2. Copyright Holders Are Now the Gatekeepers For companies with treasure troves of structured information—think Westlaw, Bloomberg, or LexisNexis—this ruling is like Christmas morning. They now have even more leverage to demand licensing fees from AI startups, who will no longer be able to claim fair use as a magic shield. AI firms that were banking on quietly repurposing third-party data will need to rethink their strategy—or open their wallets.

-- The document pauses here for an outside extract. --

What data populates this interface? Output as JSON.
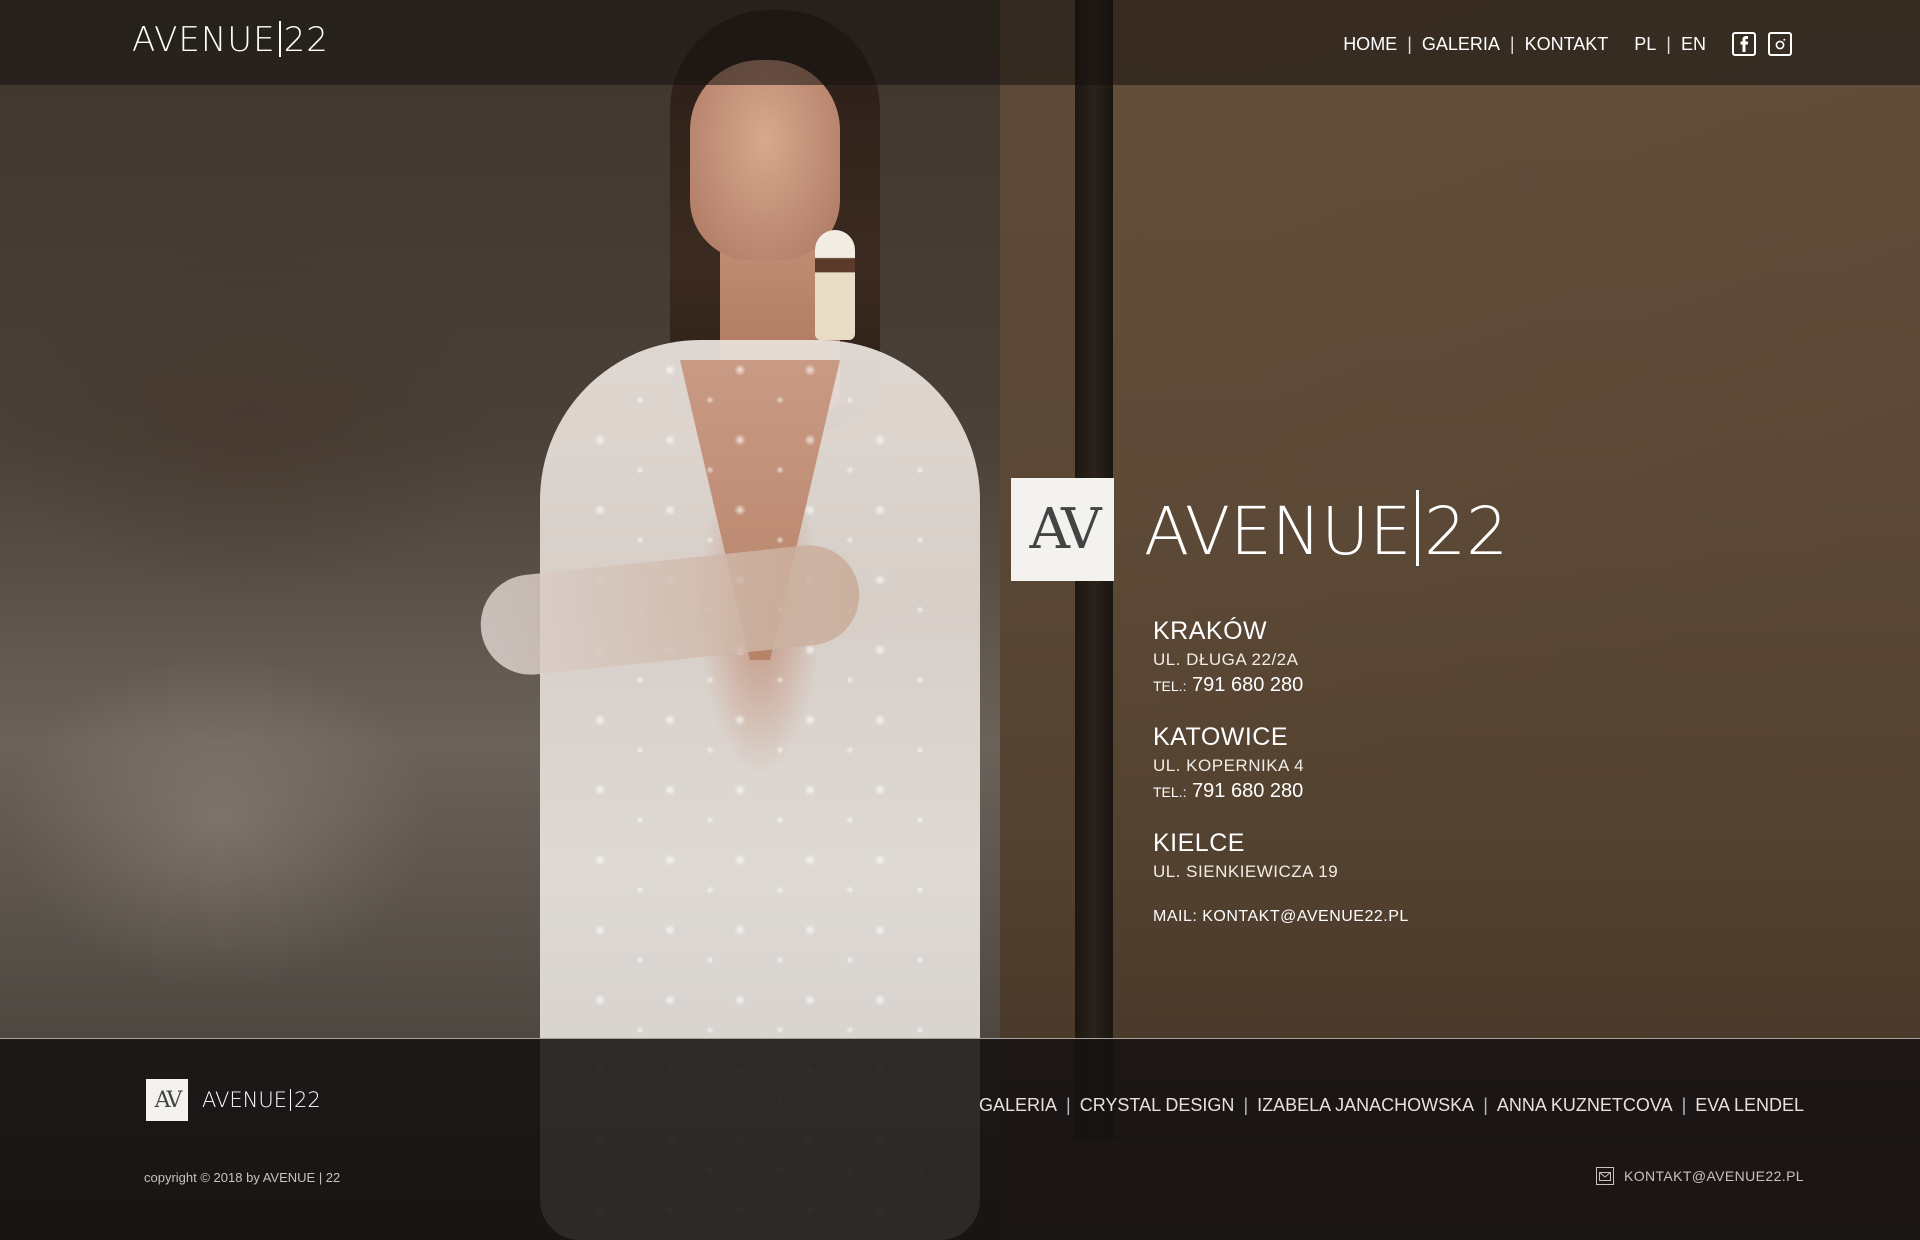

3. AI Companies Will Need to Play Nice The free-for-all days of AI data collection are ending. With courts treating editorial compilations as protectable intellectual property, AI developers have two choices: forge legitimate licensing agreements or spend a fortune litigating. More likely, we’ll see an industry shift toward partnerships, where startups must negotiate for access instead of skirting legal lines. While this might curb innovation in the short term, it’s a reminder that the “move fast and break things” approach doesn’t always work in the legal world—especially when what you’re breaking is someone else’s copyrighted work.
At the end of the day, AI companies will need to play by the rules or brace for legal battles. The future of AI training just got a little more expensive—and a lot more complicated.